Como o sucesso ou o bom desempenho podem adiar o diagnóstico em anos?
- Debora Fernandes

- 12 de ago.
- 2 min de leitura
É isso mesmo! Infelizmente, quando pensamos nas avaliações desde a infância, os motivos que levam ao encaminhamento costumam ser algum tipo de problema de desempenho ou quebra de expectativa. Quer dizer, crianças que tiram notas baixas ou crianças que não se comportam conforme o esperado para a sua idade costumam ser encaminhadas para avaliação pela escola.
No entanto, quando as crianças têm bom desempenho acadêmico e seu comportamento, de forma geral, está de acordo com o esperado para o contexto escolar, elas não são encaminhadas.
Por um lado, podemos considerar que ainda não houve, na vida dessas crianças, uma demanda suficiente para que as dificuldades executivas apareçam. Essa consideração é válida e faz bastante sentido quando se pensa em crianças com alta inteligência. Elas vão dando conta das obrigações acadêmicas por meio de estratégias que desenvolvem e com certa facilidade, devido à alta inteligência. Nesses casos, a facilidade para aprender pode mascarar o TDAH.

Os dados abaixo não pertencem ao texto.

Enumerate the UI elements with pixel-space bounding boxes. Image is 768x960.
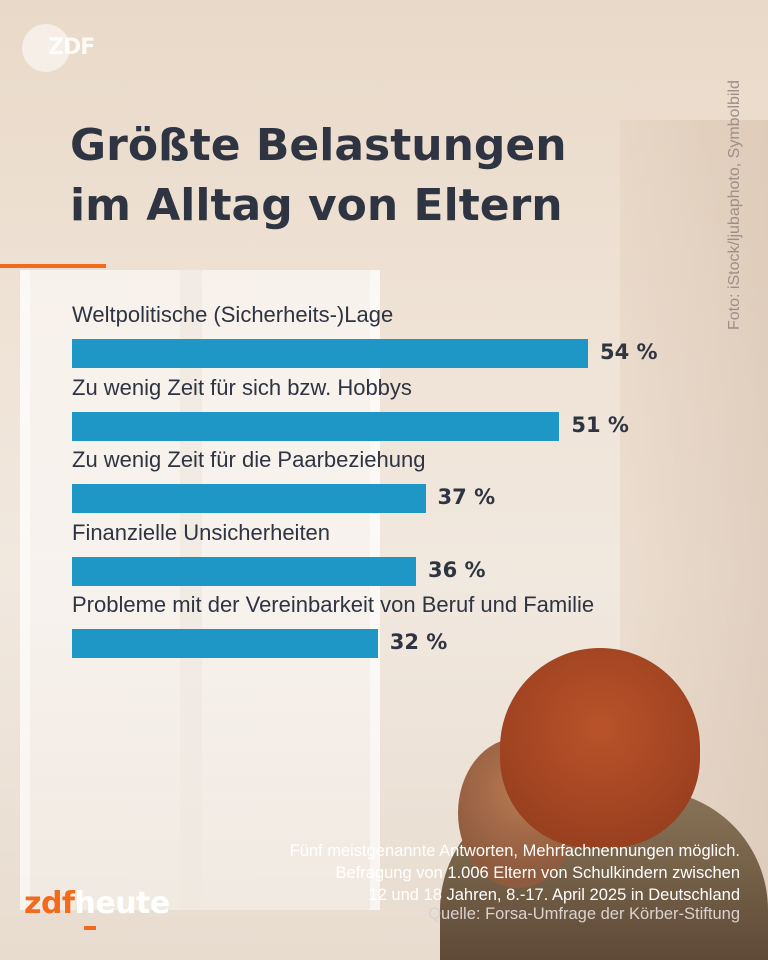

Por outro lado, também podemos entender que, “a olho nu”, não estamos identificando características adequadas de TDAH para além do desempenho escolar e da expectativa do comportamento social da criança. Esses dois aspectos parecem ser marcos da “normalidade”, no sentido de que são os únicos levados em consideração para a decisão de encaminhamento. Se esses aspectos parecem adequados, então está tudo bem com a criança e não há motivo para avaliação.
Com certa frequência, eu escuto nas entrevistas das avaliações “eu não incomodava quando era criança”, “meus pais não tinham que se preocupar com as minhas notas” ou “eu não atrapalhava”. Essas frases representam bem o motivo dessas pessoas procurarem avaliação apenas na vida adulta. Não havia demanda aparente naquele momento de suas vidas e elas estavam agindo de acordo com o esperado em termos de escolaridade e comportamento.
Pois bem, imagem essa situação na vida adulta. A pessoa atingiu um bom cargo em uma empresa, fez uma formação acadêmica difícil, passou em concurso público. Como é possível ter TDAH com essas conquistas? Podemos traçar um paralelo interessante com o caso das crianças que têm bom desempenho escolar.
Novamente, se parece contraditório ter TDAH e ter sucesso acadêmico e profissional, estamos partindo de uma associação errônea entre TDAH e fracasso. Mesmo que o TDAH possa realmente prejudicar ou dificultar o desempenho das crianças e adultos, ele não necessariamente é um impedimento para que a pessoa consiga cumprir seus objetivos de vida. Um aspecto importante que as pessoas não observam é o sobre-esforço necessário, o esgotamento cognitivo e emocional, além das horas a mais que são desperdiçadas em comportamentos relacionados a distração e dificuldade com o engajamento inicial da atividade.
Tudo isso tem um custo emocional gigante para a pessoa, mas que na fala popular acaba se tornando algo como “ela se cobra demais” ou “ela é muito ansiosa”, quando na verdade, há um transtorno subjacente que justifica uma série de estratégias, compensações, regras autoimpostas entre outras possibilidades. Com o tempo, facilmente, essa pessoa pode começar a apresentar sintomas de ansiedade.
Assim, a difusão de informações mais assertivas por meio da formação inicial ou continuada poderia ser um caminho para que os profissionais envolvidos com o trabalho com crianças estejam mais atentos para sinais que vão além do desempenho acadêmico. Mesmo nesses casos, o diagnóstico na idade esperada também trará benefícios para a vida da pessoa e evitará muitos desgastes e dificuldades ao longo da vida.